Automatic Epileptic Seizure Detection Using Scalp EEG and Advanced Artificial Intelligence Techniques

1Applied Computing Research Group, Liverpool John Moores University, Byrom Street, Liverpool L3 3AF, UK
2The Walton Centre NHS Foundation Trust, Lower Lane, Fazakerley, Liverpool L9 7LJ, UK

Received 21 July 2014; Revised 9 December 2014; Accepted 23 December 2014

Academic Editor: Stefan Rampp

Copyright © 2015 Paul Fergus et al. This is an open access article distributed under the Creative Commons Attribution License, which permits unrestricted use, distribution, and reproduction in any medium, provided the original work is properly cited.

Abstract

The epilepsies are a heterogeneous group of neurological disorders and syndromes characterised by recurrent, involuntary, paroxysmal seizure activity, which is often associated with a clinicoelectrical correlate on the electroencephalogram. The diagnosis of epilepsy is usually made by a neurologist but can be difficult to be made in the early stages. Supporting paraclinical evidence obtained from magnetic resonance imaging and electroencephalography may enable clinicians to make a diagnosis of epilepsy and investigate treatment earlier. However, electroencephalogram capture and interpretation are time consuming and can be expensive due to the need for trained specialists to perform the interpretation.
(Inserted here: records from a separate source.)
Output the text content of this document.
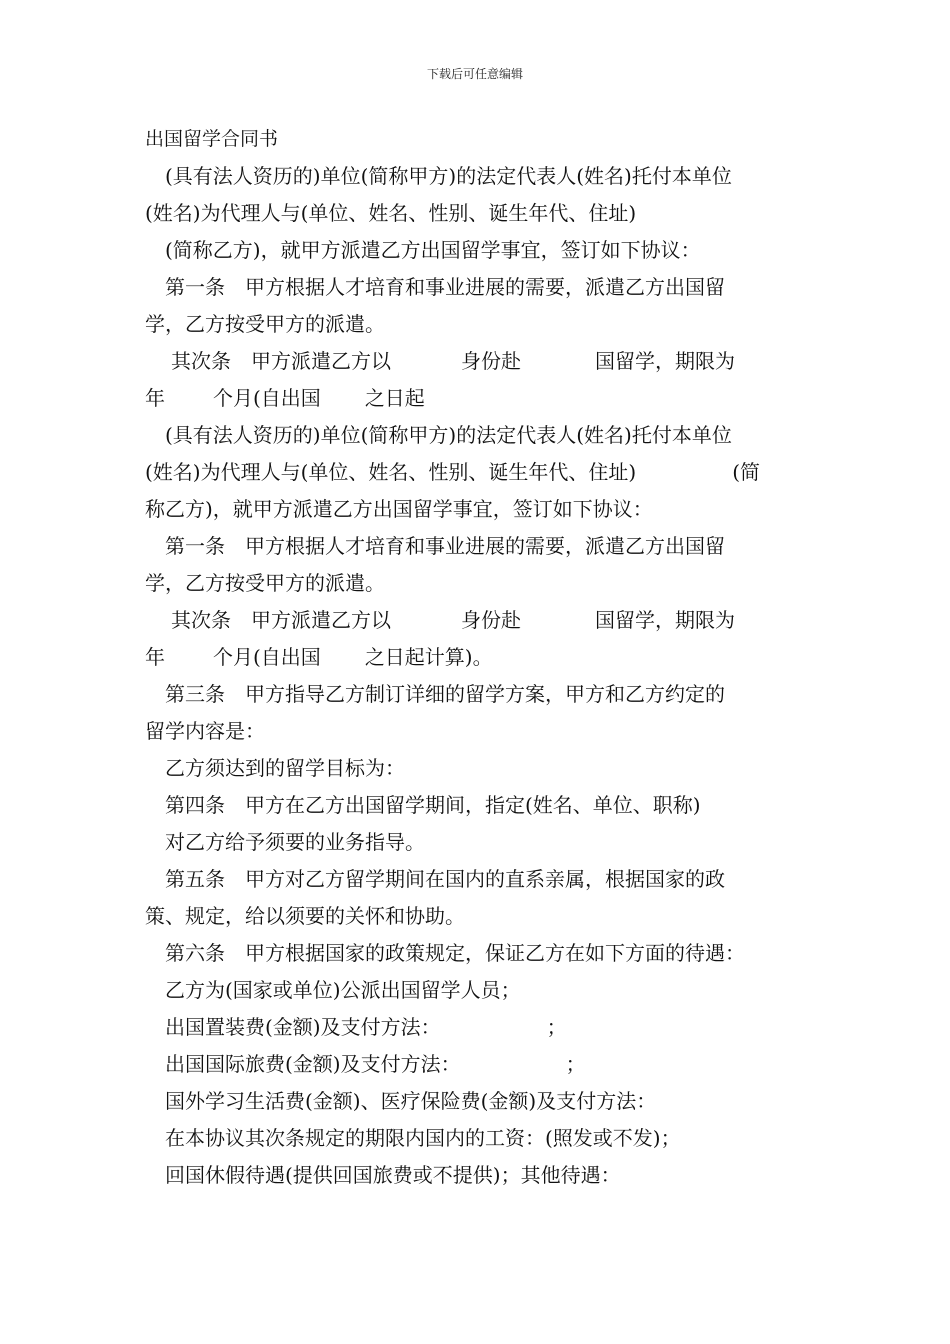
下载后可任意编辑
出国留学合同书
(具有法人资历的)单位(简称甲方)的法定代表人(姓名)托付本单位
(姓名)为代理人与(单位、姓名、性别、诞生年代、住址)
(简称乙方)，就甲方派遣乙方出国留学事宜，签订如下协议：
第一条　甲方根据人才培育和事业进展的需要，派遣乙方出国留
学，乙方按受甲方的派遣。
其次条　甲方派遣乙方以	身份赴	国留学，期限为
年 个月(自出国 之日起
(具有法人资历的)单位(简称甲方)的法定代表人(姓名)托付本单位
(姓名)为代理人与(单位、姓名、性别、诞生年代、住址)	(简
称乙方)，就甲方派遣乙方出国留学事宜，签订如下协议：
第一条　甲方根据人才培育和事业进展的需要，派遣乙方出国留
学，乙方按受甲方的派遣。
其次条　甲方派遣乙方以	身份赴	国留学，期限为
年 个月(自出国 之日起计算)。
第三条　甲方指导乙方制订详细的留学方案，甲方和乙方约定的
留学内容是：
乙方须达到的留学目标为：
第四条　甲方在乙方出国留学期间，指定(姓名、单位、职称)
对乙方给予须要的业务指导。
第五条　甲方对乙方留学期间在国内的直系亲属，根据国家的政
策、规定，给以须要的关怀和协助。
第六条　甲方根据国家的政策规定，保证乙方在如下方面的待遇：
乙方为(国家或单位)公派出国留学人员；
出国置装费(金额)及支付方法：	；
出国国际旅费(金额)及支付方法：	；
国外学习生活费(金额)、医疗保险费(金额)及支付方法：
在本协议其次条规定的期限内国内的工资：(照发或不发)；
回国休假待遇(提供回国旅费或不提供)；其他待遇：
Automated detection of correlates of seizure activity may be a solution. In this paper, we present a supervised machine learning approach that classifies seizure and nonseizure records using an open dataset containing 342 records. Our results show an improvement on existing studies by as much as 10% in most cases with a sensitivity of 93%, specificity of 94%, and area under the curve of 98% with a 6% global error using a k-class nearest neighbour classifier. We propose that such an approach could have clinical applications in the investigation of patients with suspected seizure disorders.